Stability also remains a topic of discussion. Ethereum has a long history of no major network outages. Solana has had to deal with several interruptions and technical problems in recent years. Although numerous improvements were implemented, the outages had a lasting impact on the network’s image. The cause of the failures is also due to the structure of the Solana system, because when it is under pressure, it either stops as a whole or it fails completely. There were several serious network failures between 2021 and 2023. There was another major outage in 2024. Solana has responded to the issues with various validator client optimizations. Another upgrade, the Firedancer rollout, is planned for the end of 2026, which is intended to make the network more resilient. Until then, Ethereum remains the safe option, especially for institutional investors and critical applications. The network has been running since 2026 without any unplanned interruptions.

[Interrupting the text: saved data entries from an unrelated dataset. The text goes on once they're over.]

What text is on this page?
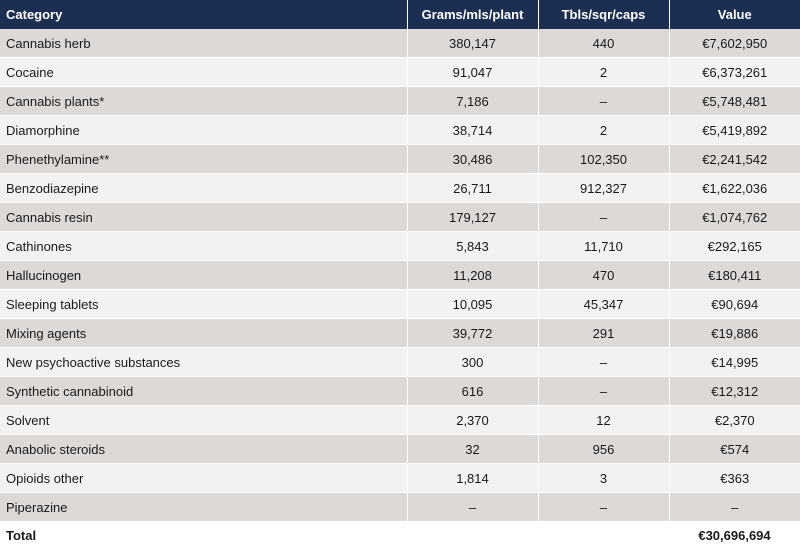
Category	Grams/mls/plant	Tbls/sqr/caps	Value
Cannabis herb	380,147	440	€7,602,950
Cocaine	91,047	2	€6,373,261
Cannabis plants*	7,186	–	€5,748,481
Diamorphine	38,714	2	€5,419,892
Phenethylamine**	30,486	102,350	€2,241,542
Benzodiazepine	26,711	912,327	€1,622,036
Cannabis resin	179,127	–	€1,074,762
Cathinones	5,843	11,710	€292,165
Hallucinogen	11,208	470	€180,411
Sleeping tablets	10,095	45,347	€90,694
Mixing agents	39,772	291	€19,886
New psychoactive substances	300	–	€14,995
Synthetic cannabinoid	616	–	€12,312
Solvent	2,370	12	€2,370
Anabolic steroids	32	956	€574
Opioids other	1,814	3	€363
Piperazine	–	–	–
Total			€30,696,694
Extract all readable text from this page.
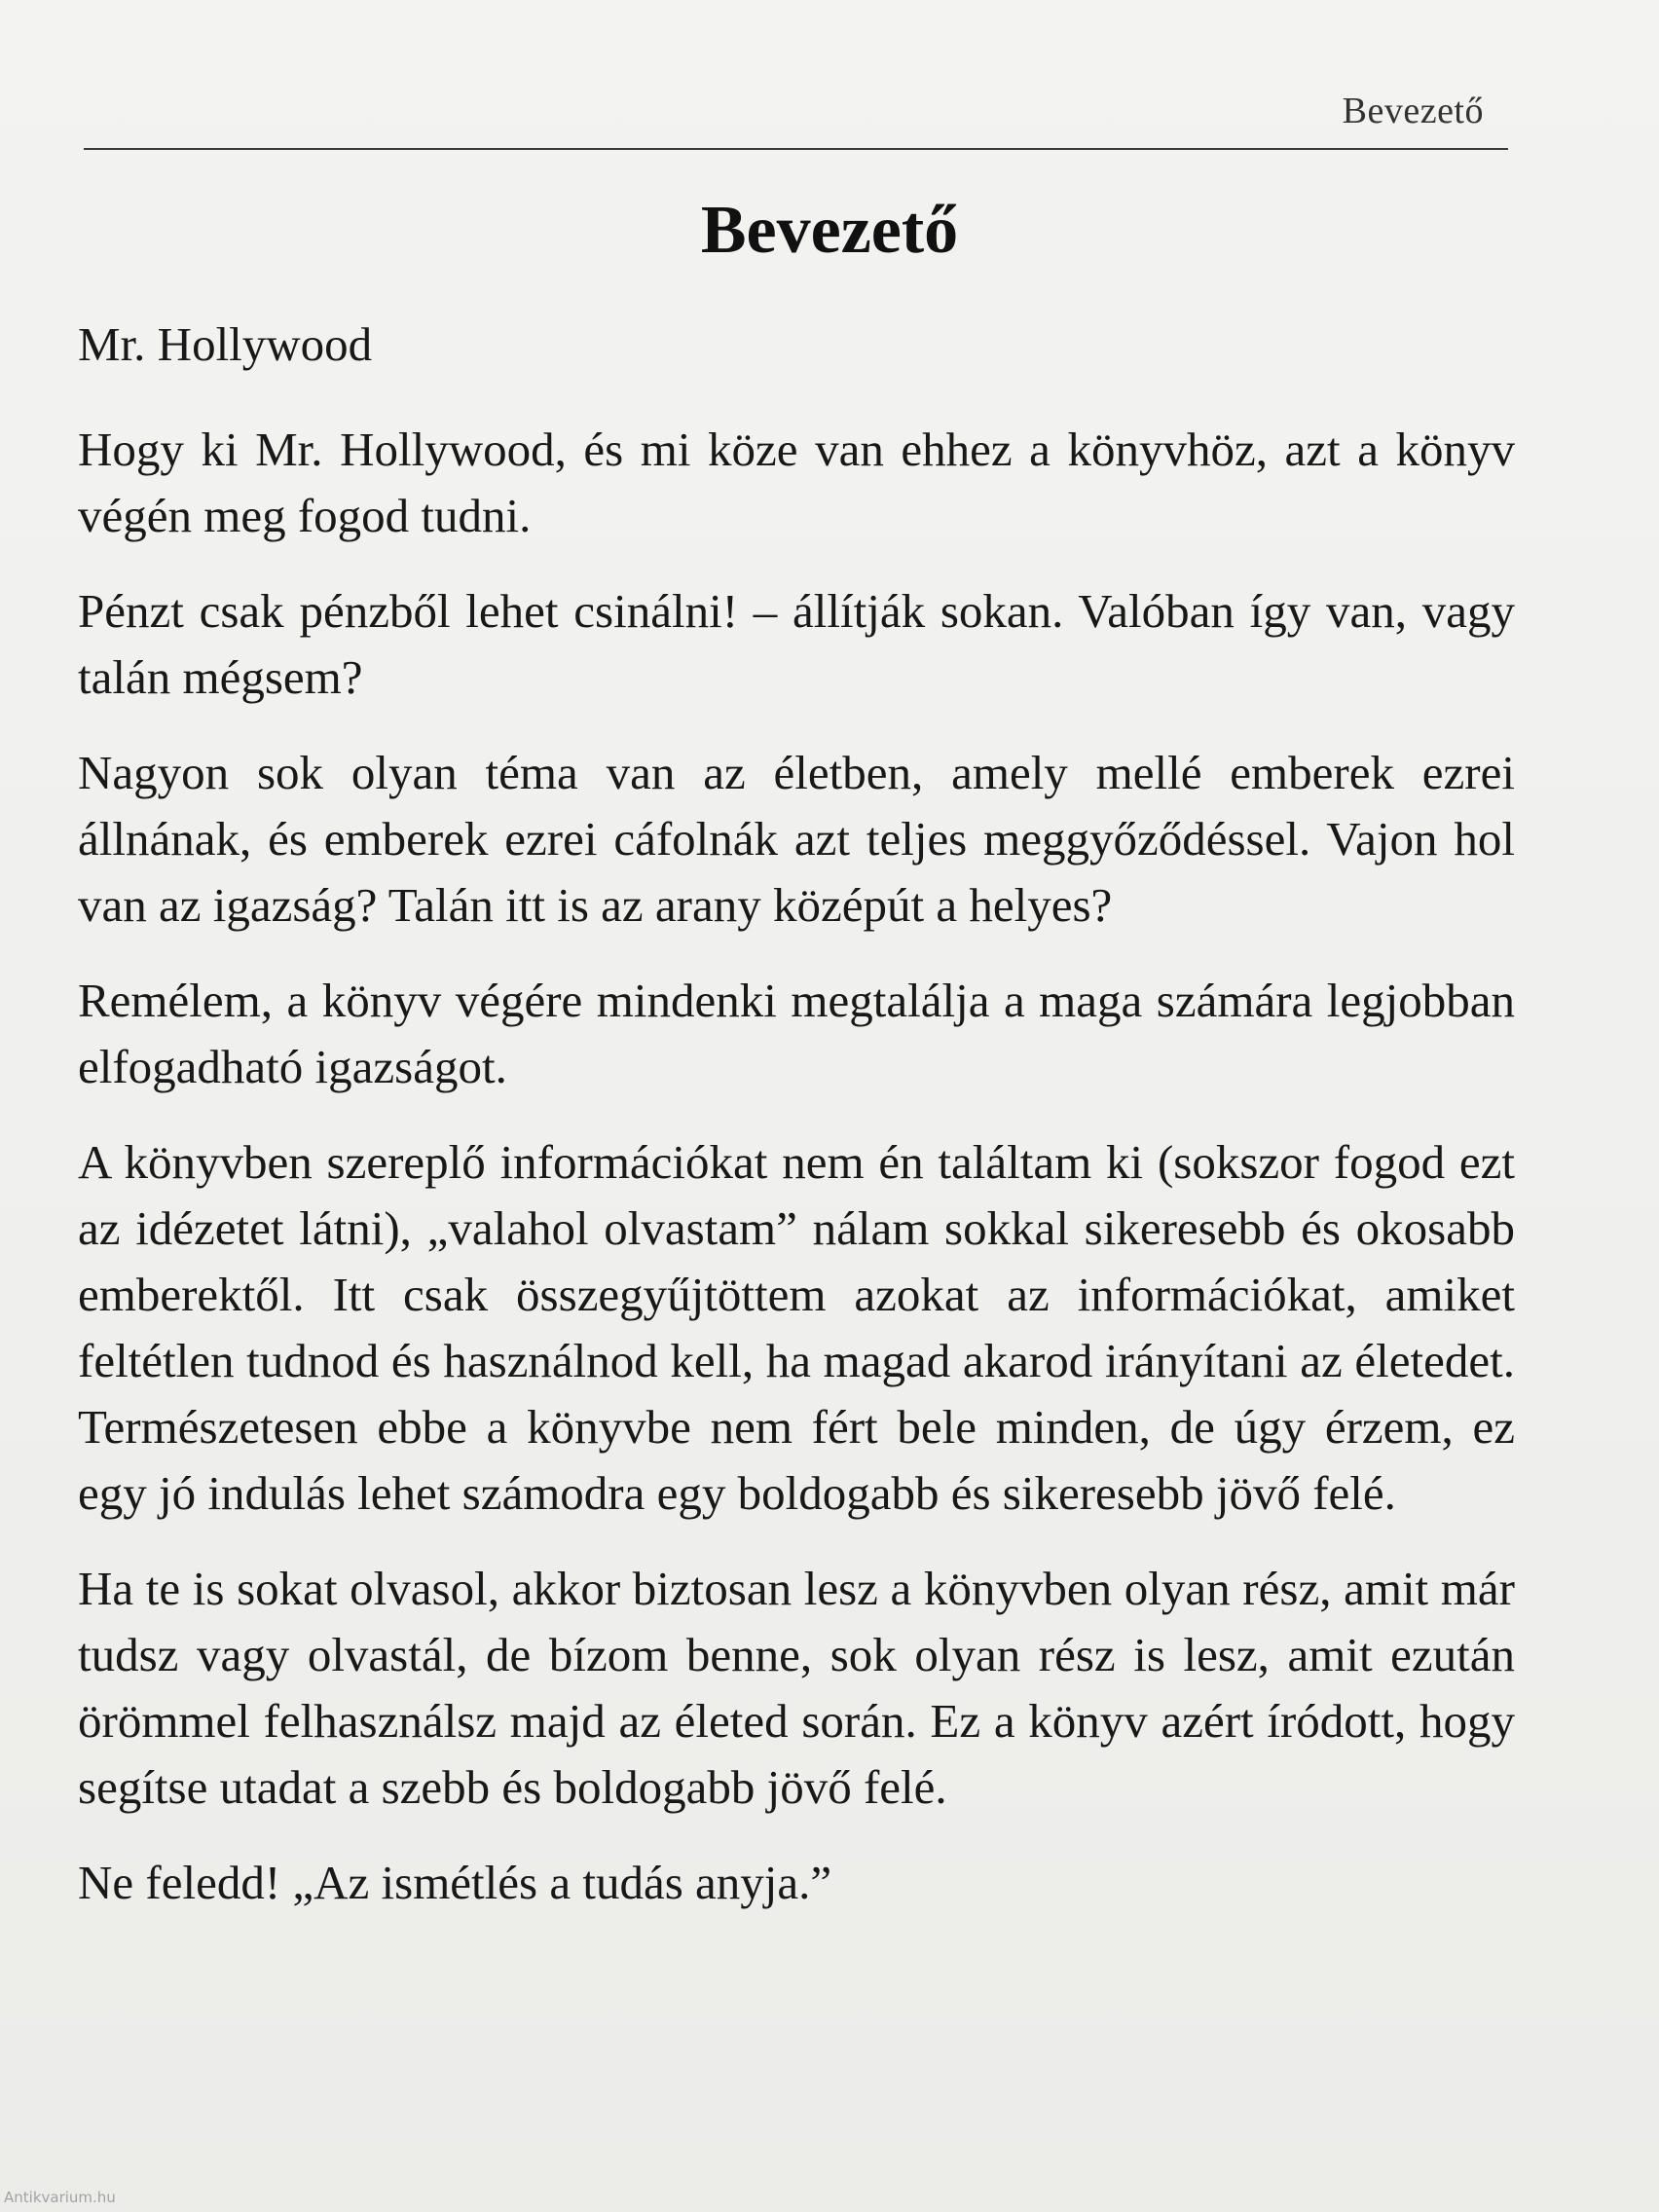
Bevezető
Bevezető

Mr. Hollywood

Hogy ki Mr. Hollywood, és mi köze van ehhez a könyvhöz, azt a könyv végén meg fogod tudni.

Pénzt csak pénzből lehet csinálni! – állítják sokan. Valóban így van, vagy talán mégsem?

Nagyon sok olyan téma van az életben, amely mellé emberek ezrei állnának, és emberek ezrei cáfolnák azt teljes meggyőződéssel. Vajon hol van az igazság? Talán itt is az arany középút a helyes?

Remélem, a könyv végére mindenki megtalálja a maga számára legjobban elfogadható igazságot.

A könyvben szereplő információkat nem én találtam ki (sokszor fogod ezt az idézetet látni), „valahol olvastam” nálam sokkal sikeresebb és okosabb emberektől. Itt csak összegyűjtöttem azokat az információkat, amiket feltétlen tudnod és használnod kell, ha magad akarod irányítani az életedet. Természetesen ebbe a könyvbe nem fért bele minden, de úgy érzem, ez egy jó indulás lehet számodra egy boldogabb és sikeresebb jövő felé.

Ha te is sokat olvasol, akkor biztosan lesz a könyvben olyan rész, amit már tudsz vagy olvastál, de bízom benne, sok olyan rész is lesz, amit ezután örömmel felhasználsz majd az életed során. Ez a könyv azért íródott, hogy segítse utadat a szebb és boldogabb jövő felé.

Ne feledd! „Az ismétlés a tudás anyja.”

Antikvarium.hu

It is also interesting to look at the developer landscape. Ethereum continues to have the largest developer community in the industry. At the same time, Solana has recently seen exceptionally strong growth in new developers. By the end of 2025, according to BlockEden.xyz, Ethereum had 31,869 active developers, Solana had 17,708. The year-on-year increase was particularly noticeable; Ethereum’s growth in full-time developers fell by ten percent, while Solana recorded an increase of 29.1 percent.
Total Value Locked
At the Total Value Locked (TVL) level, Ethereum remains the undisputed leader. The key figure measures how much capital is tied up in Defi protocols on a blockchain. As of May 2026, Ethereum has a TVL of around $45 billion, which corresponds to more than half of the entire Defi market.
As Investing.com writes, this suggests that Ethereum cannot be replaced for large positions, professional asset management and institutional strategies.
Solana, on the other hand, has a TVL of five to six billion US dollars, according to data from DefiLlama. Even as the network’s user base grows, the TVL remains low relative to trading volume.
The reality of 2026 therefore speaks less for cut-throat competition than for a division of labor. Ethereum is increasingly becoming the global settlement layer for large capital flows, institutional applications and complex financial products. Solana, on the other hand, is establishing itself as a platform for fast, cost-effective and mass-market applications that focus on user-friendliness and transaction speed.
The crucial question is no longer which blockchain defeats the other. Rather, it remains to be seen whether the future of Web3 will be more characterized by maximum decentralization or maximum efficiency – and whether there will ultimately be room for both approaches.